The downstream seams are [Retrievable Glue](../vector/retrievable) and [Bring your own retrieval](../../assembly/byo-retrieval); the trust-tier vocabulary and rendering live there.

## When Scrapper says no

::: warning Gotchas worth knowing up front

* **`scroll_down` needs a positive `sleep`.** Scrolling for lazy-loaded content only does anything if the browser waits afterward; `scroll_down` without `sleep` is a no-op (an upstream behavior, not ours).
* **`resultUri` / `screenshotUri` aren't guaranteed to match your instance.** They can come back instance-relative, and `http://` even when you called over HTTPS. Don't assume they share `instanceUrl`'s scheme or host.
* **There's no health endpoint.** Scrapper exposes `/api/article` and `/api/links`; there's no `/ping` to probe.
  :::

Failures degrade gracefully: a non-OK response (Scrapper uses HTTP `422` for a missing/invalid `url`), a network error, a timeout (`requestTimeoutMs`, default 65s), or a thrown pipeline stage all come back as `Error:` strings the model can read — Scrapper's `{ detail: [{ msg }] }` body is parsed into that message. The one thing that throws is bad *arguments* (`E_INVALID_TOOL_ARGS`), and bad *config* throws `E_INVALID_SCRAPPER_CONFIG` at factory-call time.

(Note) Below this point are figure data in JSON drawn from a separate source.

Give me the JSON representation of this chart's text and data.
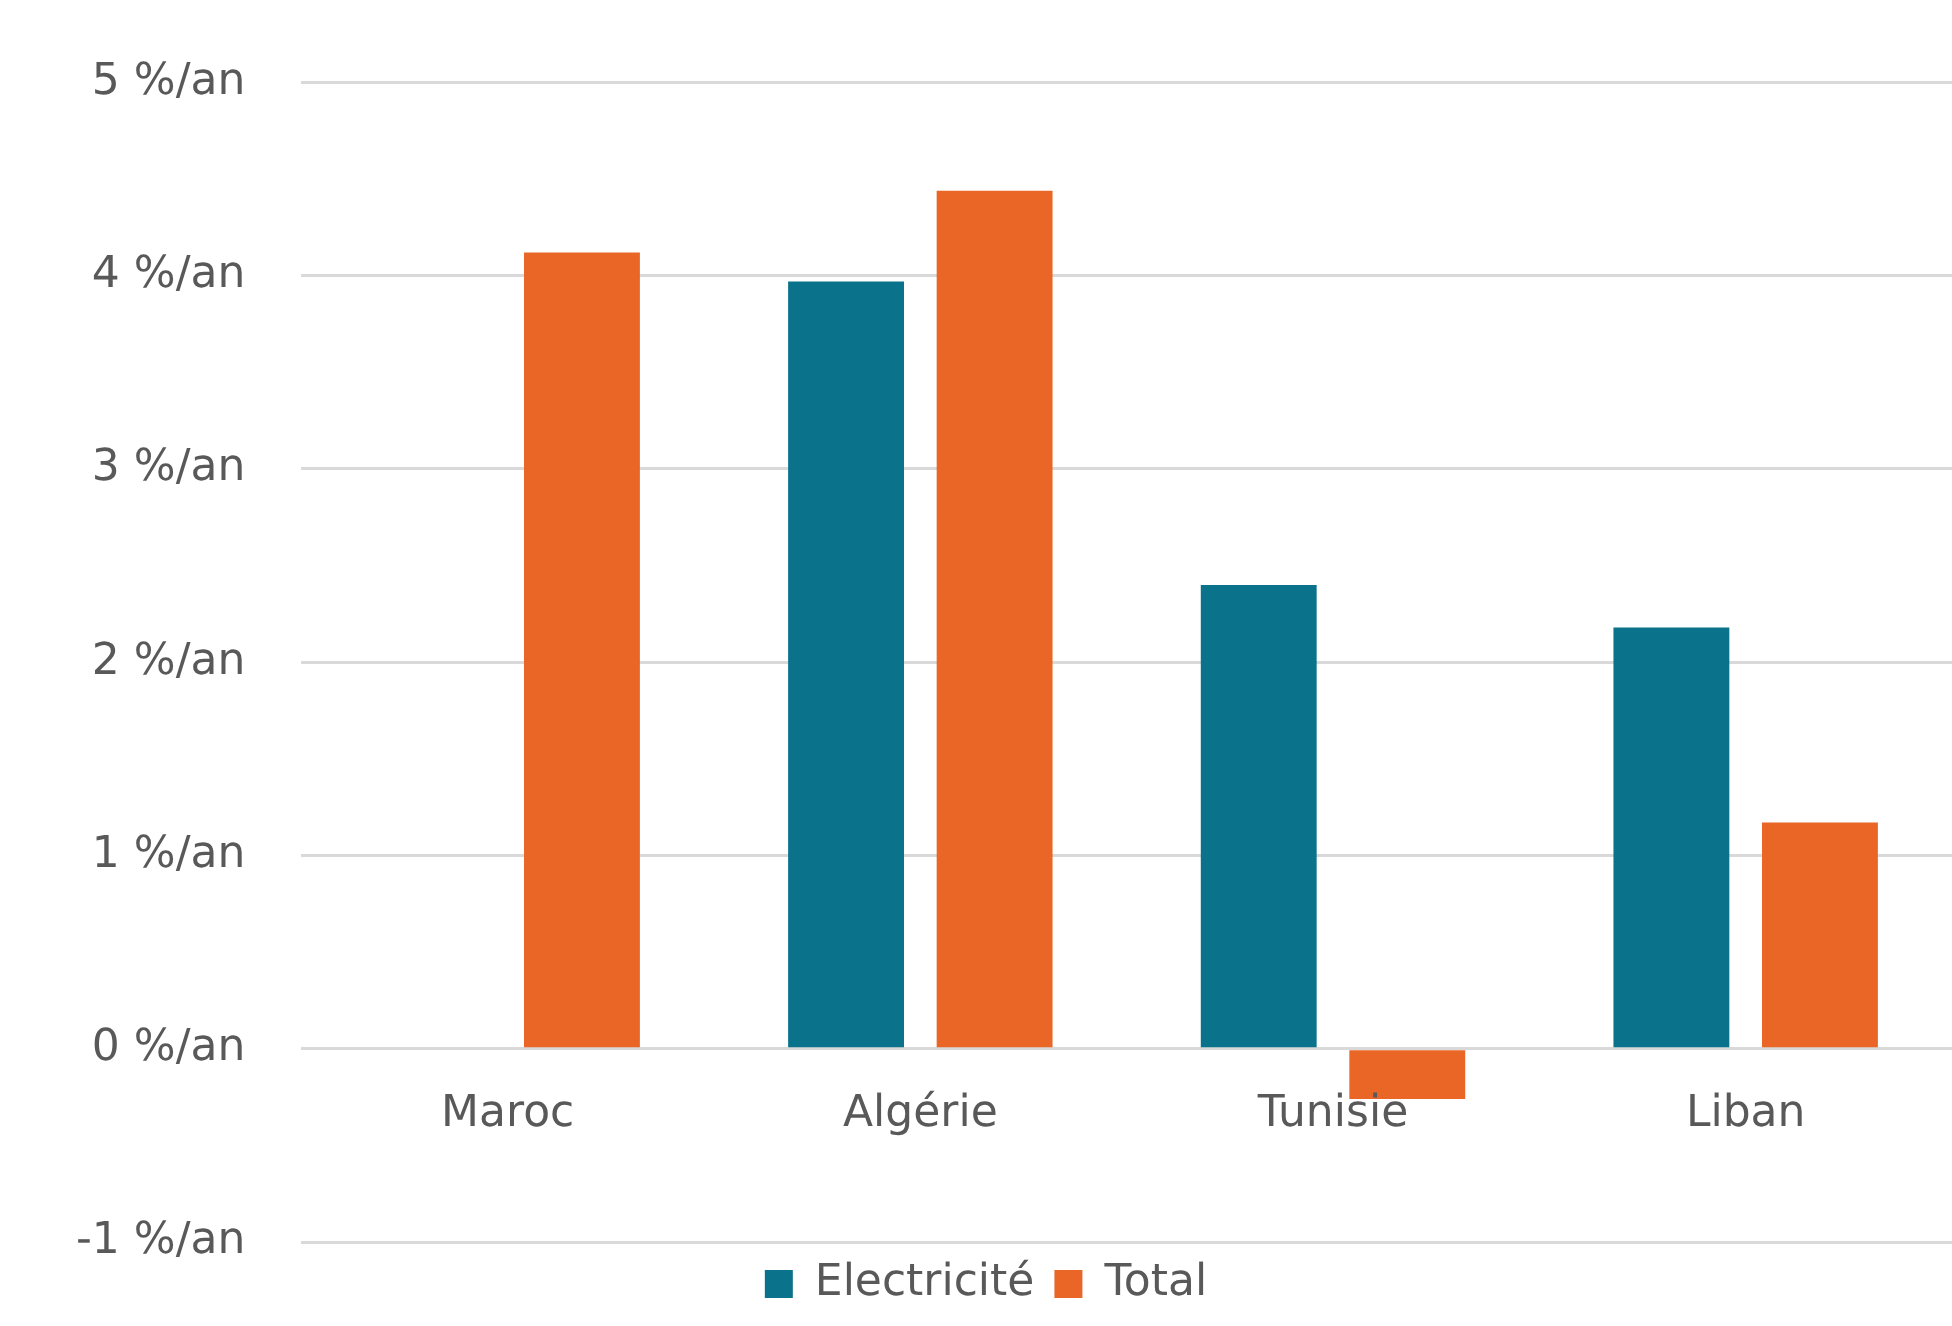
{
  "chart_data": {
    "type": "bar",
    "categories": [
      "Maroc",
      "Algérie",
      "Tunisie",
      "Liban"
    ],
    "series": [
      {
        "name": "Electricité",
        "color": "#0b728c",
        "values": [
          null,
          3.97,
          2.4,
          2.18
        ]
      },
      {
        "name": "Total",
        "color": "#ea6627",
        "values": [
          4.12,
          4.44,
          -0.26,
          1.17
        ]
      }
    ],
    "ylim": [
      -1,
      5
    ],
    "yticks": [
      {
        "value": -1,
        "label": "-1 %/an"
      },
      {
        "value": 0,
        "label": "0 %/an"
      },
      {
        "value": 1,
        "label": "1 %/an"
      },
      {
        "value": 2,
        "label": "2 %/an"
      },
      {
        "value": 3,
        "label": "3 %/an"
      },
      {
        "value": 4,
        "label": "4 %/an"
      },
      {
        "value": 5,
        "label": "5 %/an"
      }
    ],
    "grid": "y",
    "legend": "bottom"
  }
}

## Where this sits in an assembly

It's a tool battery: call a factory, register the returned `Tool`, and the model can read the web. Pair it with [SearXNG](./searxng) for the search-then-read loop, and with the `web_retrieval` glue above to land what you read in the turn's retrievables. See [Tools batteries](../../assembly/batteries-tools) for the rest of the bundled tools and [Bring your own tools](../../assembly/byo-tools) for the `Tool` contract these factories produce.